Esse movimento parece com a Nova Esquerda dos anos 1960 e 1970 por sua inspiração. Ele também se parece com o movimento antiglobalização. A diferença é que a Nova Esquerda tinha uma educação política herdada da velha esquerda marxista. Os radicais de 1960-70 não eram capazes, ou não estavam dispostos, de trabalhar para trazer o movimento operário. Hoje nós vemos um movimento operário em declínio mas que está querendo jogar seu peso na luta. O Parque Zuccoti está cheio de diversos tipos de trabalhadores de várias organizações de Nova York. E o OWS tem se lançado ao trabalho da luta também. Recentemente, ativistas do OWS interromperam leilões [de arte] do Sothebys em apoio aos sindicalistas do Teamsters [Union], que estavam trancados do lado de fora. Há também fortes relações se desenvolvendo entre ativistas da OWS e militantes de dentro da MTA (trabalhadores do trânsito, metrôs).

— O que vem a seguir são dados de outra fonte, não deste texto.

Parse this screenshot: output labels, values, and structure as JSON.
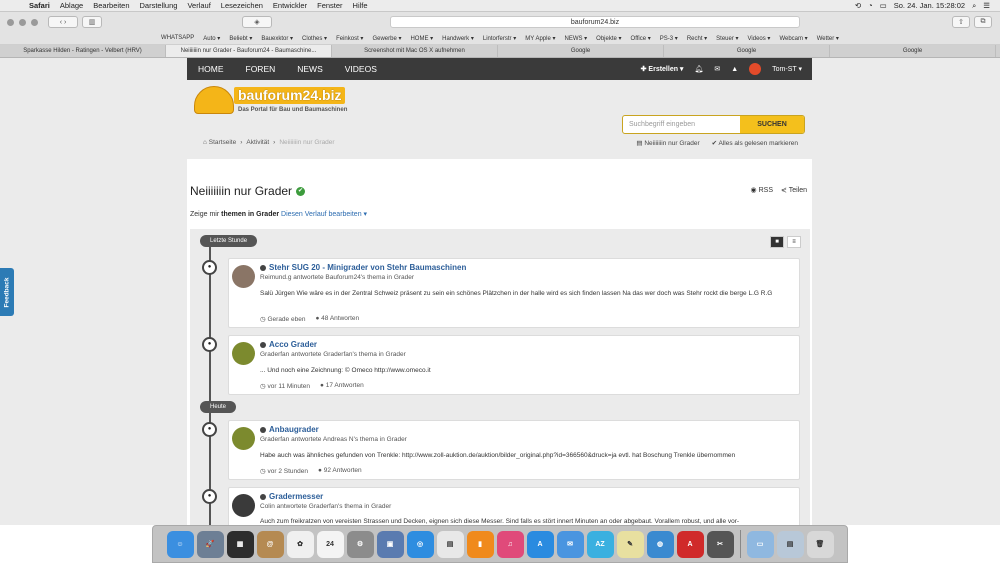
{
  "menubar": {
    "apple": "",
    "items": [
      "Safari",
      "Ablage",
      "Bearbeiten",
      "Darstellung",
      "Verlauf",
      "Lesezeichen",
      "Entwickler",
      "Fenster",
      "Hilfe"
    ],
    "clock": "So. 24. Jan.  15:28:02"
  },
  "toolbar": {
    "url": "bauforum24.biz"
  },
  "favorites": [
    "WHATSAPP",
    "Auto ▾",
    "Beliebt ▾",
    "Bauexktor ▾",
    "Clothes ▾",
    "Feinkost ▾",
    "Gewerbe ▾",
    "HOME ▾",
    "Handwerk ▾",
    "Lintorferstr ▾",
    "MY Apple ▾",
    "NEWS ▾",
    "Objekte ▾",
    "Office ▾",
    "PS-3 ▾",
    "Recht ▾",
    "Steuer ▾",
    "Videos ▾",
    "Webcam ▾",
    "Wetter ▾"
  ],
  "tabs": [
    {
      "label": "Sparkasse Hilden - Ratingen - Velbert (HRV)",
      "active": false
    },
    {
      "label": "Neiiiiiiin nur Grader - Bauforum24 - Baumaschine...",
      "active": true
    },
    {
      "label": "Screenshot mit Mac OS X aufnehmen",
      "active": false
    },
    {
      "label": "Google",
      "active": false
    },
    {
      "label": "Google",
      "active": false
    },
    {
      "label": "Google",
      "active": false
    }
  ],
  "feedback": "Feedback",
  "nav": {
    "items": [
      "HOME",
      "FOREN",
      "NEWS",
      "VIDEOS"
    ],
    "create": "✚ Erstellen ▾",
    "user": "Tom-ST ▾"
  },
  "logo": {
    "brand": "bauforum24.biz",
    "tagline": "Das Portal für Bau und Baumaschinen"
  },
  "search": {
    "placeholder": "Suchbegriff eingeben",
    "button": "SUCHEN"
  },
  "breadcrumb": {
    "home": "⌂ Startseite",
    "sep": "›",
    "activity": "Aktivität",
    "current": "Neiiiiiiin nur Grader"
  },
  "crumb_actions": {
    "stream": "▤ Neiiiiiiin nur Grader",
    "mark_read": "✔ Alles als gelesen markieren"
  },
  "page": {
    "title": "Neiiiiiiin nur Grader",
    "rss": "RSS",
    "share": "Teilen",
    "filter_prefix": "Zeige mir ",
    "filter_bold": "themen in Grader",
    "filter_link": " Diesen Verlauf bearbeiten ▾"
  },
  "stream": {
    "group1": "Letzte Stunde",
    "group2": "Heute",
    "items": [
      {
        "title": "Stehr SUG 20 - Minigrader von Stehr Baumaschinen",
        "sub": "Reimund.g antwortete Bauforum24's thema in Grader",
        "body": "Salü Jürgen Wie wäre es in der Zentral Schweiz präsent zu sein ein schönes Plätzchen in der halle wird es sich  finden lassen Na das wer doch was Stehr rockt die berge L.G R.G",
        "time": "Gerade eben",
        "replies": "48 Antworten"
      },
      {
        "title": "Acco Grader",
        "sub": "Graderfan antwortete Graderfan's thema in Grader",
        "body": "... Und noch eine Zeichnung: © Omeco http://www.omeco.it",
        "time": "vor 11 Minuten",
        "replies": "17 Antworten"
      },
      {
        "title": "Anbaugrader",
        "sub": "Graderfan antwortete Andreas N's thema in Grader",
        "body": "Habe auch was ähnliches gefunden von Trenkle: http://www.zoll-auktion.de/auktion/bilder_original.php?id=366560&druck=ja evtl. hat Boschung Trenkle übernommen",
        "time": "vor 2 Stunden",
        "replies": "92 Antworten"
      },
      {
        "title": "Gradermesser",
        "sub": "Colin antwortete Graderfan's thema in Grader",
        "body": "Auch zum freikratzen von vereisten Strassen und Decken, eignen sich diese Messer. Sind falls es stört innert Minuten an oder abgebaut. Vorallem robust, und alle vor-",
        "time": "",
        "replies": ""
      }
    ]
  },
  "dock": {
    "apps": [
      {
        "name": "finder-icon",
        "label": "☺",
        "color": "#3b8fe0"
      },
      {
        "name": "launchpad-icon",
        "label": "🚀",
        "color": "#6d7f95"
      },
      {
        "name": "mission-control-icon",
        "label": "▦",
        "color": "#2d2d2d"
      },
      {
        "name": "contacts-icon",
        "label": "@",
        "color": "#b58a52"
      },
      {
        "name": "photos-icon",
        "label": "✿",
        "color": "#f0f0f0"
      },
      {
        "name": "calendar-icon",
        "label": "24",
        "color": "#f4f4f4"
      },
      {
        "name": "system-preferences-icon",
        "label": "⚙",
        "color": "#8c8c8c"
      },
      {
        "name": "preview-icon",
        "label": "▣",
        "color": "#5a7bb0"
      },
      {
        "name": "safari-icon",
        "label": "◎",
        "color": "#2e8de0"
      },
      {
        "name": "ibooks-icon",
        "label": "▤",
        "color": "#e8e8e8"
      },
      {
        "name": "books-icon",
        "label": "▮",
        "color": "#f08a1c"
      },
      {
        "name": "itunes-icon",
        "label": "♫",
        "color": "#e04a7a"
      },
      {
        "name": "app-store-icon",
        "label": "A",
        "color": "#2a8be0"
      },
      {
        "name": "mail-icon",
        "label": "✉",
        "color": "#4a95e0"
      },
      {
        "name": "azuro-icon",
        "label": "AZ",
        "color": "#3ab0e0"
      },
      {
        "name": "notes-icon",
        "label": "✎",
        "color": "#e8e0a0"
      },
      {
        "name": "globe-icon",
        "label": "◍",
        "color": "#3a8ad0"
      },
      {
        "name": "acrobat-icon",
        "label": "A",
        "color": "#d02a2a"
      },
      {
        "name": "utility-icon",
        "label": "✂",
        "color": "#555555"
      }
    ],
    "right": [
      {
        "name": "folder-icon",
        "label": "▭",
        "color": "#8fb8e0"
      },
      {
        "name": "documents-icon",
        "label": "▤",
        "color": "#b8c8d8"
      },
      {
        "name": "trash-icon",
        "label": "🗑",
        "color": "#d8d8d8"
      }
    ]
  }
}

Não há partidos ou organizações que parecem ser capazes de unificar o movimento e dar a ele uma voz política mais uníssona. Sua força permite manter-se em crescimento. Mas o movimento precisará institucionalizar-se de alguma forma se quiser reproduzir-se mais além de projetar sua força coerentemente. A habilidade do OWS de obter sucesso a qualquer medida dependerá de como se organiza. Neste exato momento, há muito barulho. E esse barulho é bom. Ele está atraindo atenção e novos participantes. O objetivo, entretanto, é que isso ganhe um caráter político. O papel dos militantes dentro do movimento, aqueles que têm experiência política e organizacional, é pegar esse barulho e fazer disso, política. Logo, nós precisaremos começar a pensar sobre qual tipo de mundo nós queremos e que tipo de demanda pode nos levar até lá. Pelo momento, só podemos nos certificar que ele [OWS] ainda ocorrerá amanhã.